We extracted retention times for molecules measured with the same reversed-phase chromatographic system (Table 2, Impact) from Massbank (Horai et al., 2010). In the following, we will refer to this dataset as Impact. All measurements are provided by the Department of Chemistry of the University of Athens (record prefix: AU). After the pre-processing (Section 3.1.1) retention time measurements of 342 different molecular structures remained. For each compound, we searched for a corresponding MS/MS spectrum in the GNPS (Wang et al., 2016) spectra database. This resulted in MS/MS spectra for 120 compounds. For each compound m_i in this set, we obtained a set of molecular candidates $M_{i} = {m_{i, j}}$ by querying the molecules in the structure database Pubchem (Kim et al., 2015) with the same molecule formula as m_i. The resulting dataset is used in our experiments as a model of data that can arise in a LC-MS/MS experiment, however, equipped with ground truth identifications due to the above construction. To calculate the IOKR score for each candidate $m_{i, j}$ as described in Section 2.3.1, we use the same MS/MS spectra kernels and molecular fingerprints as Dührkop et al. (2015). As the output kernel k_m we use a Gaussian kernel in which distances are derived from the Tanimoto kernel (Section 2.2.3): $k_{m} (m_{i}, m_{j}) = \exp (- γ | | ψ_{i} - ψ_{j} | |^{2})$ ⁠, where ψ_i and ψ_j are the feature vectors associated with the Tanimoto kernel, and $γ > 0$ is a scaling parameter. The 222 compounds without MS/MS spectra, are used as training data for the RankSVM.

3.2.2 Evaluation protocol

The metabolite identification performance is measured by the percentage of correct molecular structures along the shortest path found by dynamic programming approach presented in Section 2.3.2. In the following, we refer to this performance measure as identification accuracy. We compare our approach to integrate the MS/MS based (IOKR) scores and the predicted retention orders (D > 0) with the baseline performance, when only the IOKR scores are used (D = 0) for the identification. We randomly sample 1000 times 80 MS/MS spectra and calculate the average identification accuracy separately for different values of D.

3.2.3 Integrating IOKR scores and predicted orders

The target system in this experiment refers to Impact, as the system that provides the retention times for the MS/MS spectra. We train three different RankSVM models, the order predictor, using MACCS counting fingerprints and three different retention time training sets:

Target, $P (s_{Impact})$ ⁠: Retention times for 222 compounds measured with the Impact system. None of these compounds is part of the LS-MS/MS dataset.
Others, $P$ ⁠: Retention times for 946 unique compounds measured with different chromatographic systems (Sections 3.1.1).
Others & target, $P \cup P (s_{Impact})$ ⁠: Retention time measurements from the target and other chromatographic systems.
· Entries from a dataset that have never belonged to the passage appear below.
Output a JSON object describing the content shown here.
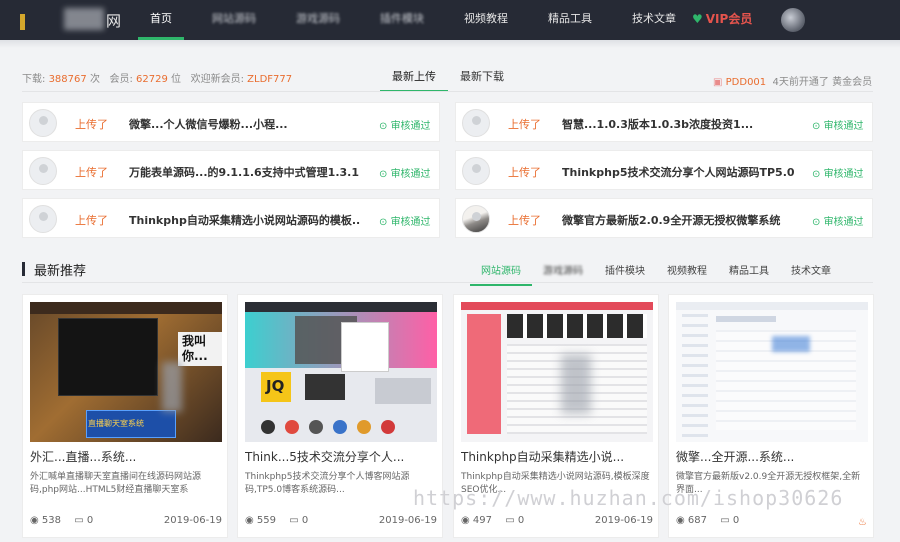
{
  "nav": {
    "logo_text": "网",
    "items": [
      "首页",
      "网站源码",
      "游戏源码",
      "插件模块",
      "视频教程",
      "精品工具",
      "技术文章"
    ],
    "vip_label": "VIP会员"
  },
  "stats": {
    "downloads_label": "下载:",
    "downloads": "388767",
    "downloads_unit": "次",
    "members_label": "会员:",
    "members": "62729",
    "members_unit": "位",
    "welcome_label": "欢迎新会员:",
    "new_member": "ZLDF777"
  },
  "seg_tabs": [
    "最新上传",
    "最新下载"
  ],
  "notice": {
    "user": "PDD001",
    "text": "4天前开通了 黄金会员"
  },
  "uploads": [
    {
      "action": "上传了",
      "title": "微擎...个人微信号爆粉...小程...",
      "status": "审核通过"
    },
    {
      "action": "上传了",
      "title": "智慧...1.0.3版本1.0.3b浓度投资1...",
      "status": "审核通过"
    },
    {
      "action": "上传了",
      "title": "万能表单源码...的9.1.1.6支持中式管理1.3.1",
      "status": "审核通过"
    },
    {
      "action": "上传了",
      "title": "Thinkphp5技术交流分享个人网站源码TP5.0...",
      "status": "审核通过"
    },
    {
      "action": "上传了",
      "title": "Thinkphp自动采集精选小说网站源码的模板...",
      "status": "审核通过"
    },
    {
      "action": "上传了",
      "title": "微擎官方最新版2.0.9全开源无授权微擎系统",
      "status": "审核通过"
    }
  ],
  "section": {
    "title": "最新推荐",
    "tabs": [
      "网站源码",
      "游戏源码",
      "插件模块",
      "视频教程",
      "精品工具",
      "技术文章"
    ]
  },
  "products": [
    {
      "title": "外汇...直播...系统...",
      "desc": "外汇喊单直播聊天室直播间在线源码网站源码,php网站...HTML5财经直播聊天室系",
      "views": "538",
      "comments": "0",
      "date": "2019-06-19",
      "thumb_text": "我叫你...",
      "thumb_caption": "直播聊天室系统"
    },
    {
      "title": "Think...5技术交流分享个人...",
      "desc": "Thinkphp5技术交流分享个人博客网站源码,TP5.0博客系统源码...",
      "views": "559",
      "comments": "0",
      "date": "2019-06-19",
      "thumb_text": "JQ",
      "thumb_caption": ""
    },
    {
      "title": "Thinkphp自动采集精选小说...",
      "desc": "Thinkphp自动采集精选小说网站源码,模板深度SEO优化...",
      "views": "497",
      "comments": "0",
      "date": "2019-06-19",
      "thumb_text": "",
      "thumb_caption": ""
    },
    {
      "title": "微擎...全开源...系统...",
      "desc": "微擎官方最新版v2.0.9全开源无授权框架,全新界面...",
      "views": "687",
      "comments": "0",
      "date": "",
      "thumb_text": "",
      "thumb_caption": ""
    }
  ],
  "watermark": "https://www.huzhan.com/ishop30626",
  "colors": {
    "accent": "#2fb66b",
    "highlight": "#e96d2f",
    "nav_bg": "#262a35"
  }
}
Figure 5 shows the average identification accuracy from 1000 random samples of 80 MS/MS spectra for different values of D. The baseline performance when D = 0, i.e. only the IOKR scores are used, is 22.7% (shown as black solid line). When the RankSVM is trained using retention times from the target system and other chromatographic systems (Others & target) the metabolite identification accuracy can be improved up to 24.8% at D = 0.0075. This is an significant improvement over the baseline (P-value smaller $2.2 e^{- 16}$ using the one-sample t-test). With 23.9% at D = 0.01 the performance improvement is smaller when only retention times from other chromatographic systems (Others) are used, but still significant (P-value smaller $2.2 e^{- 16}$ ⁠). Using only target system retention times is not sufficient to improve the metabolite identification performance. The overall trend in the results is that the larger the training set for the RankSVM the larger improvement in metabolite identification accuracy. This observation is consistent with the results form the experiments evaluating the pairwise prediction performance of the RankSVM for different training sets (Section 3.1.4). The more retention time information is used to train the RankSVM, the more accurate the pairwise orders are predicted.

Fig. 5.

Open in new tab Download slide

Average percentage of correctly identified molecular structures for different values of D. The baseline accuracy, when only the MS/MS based IOKR scores are used (D = 0) is shown as black solid line. We plot the accuracy for three different RankSVM training sets: Target, retention time data from target system, Others, retention time data only from other systems, Others & target, both previous sets together

4 Discussion

In this paper, we have put forward a new framework for predicting the retention order of molecules in liquid chromatography, and the integration of the retention order predictions to tandem MS based metabolite identification.

The methodology is based on ranking support vector machine (RankSVM) that uses molecular fingerprints of two molecules as input and the retention order as output. For input description, we found that so called counting fingerprints provide more accurate results than the more standard binary fingerprints. It thus seems that not only the presence of certain chemical groups but also their counts is important for the retention behaviour in LC.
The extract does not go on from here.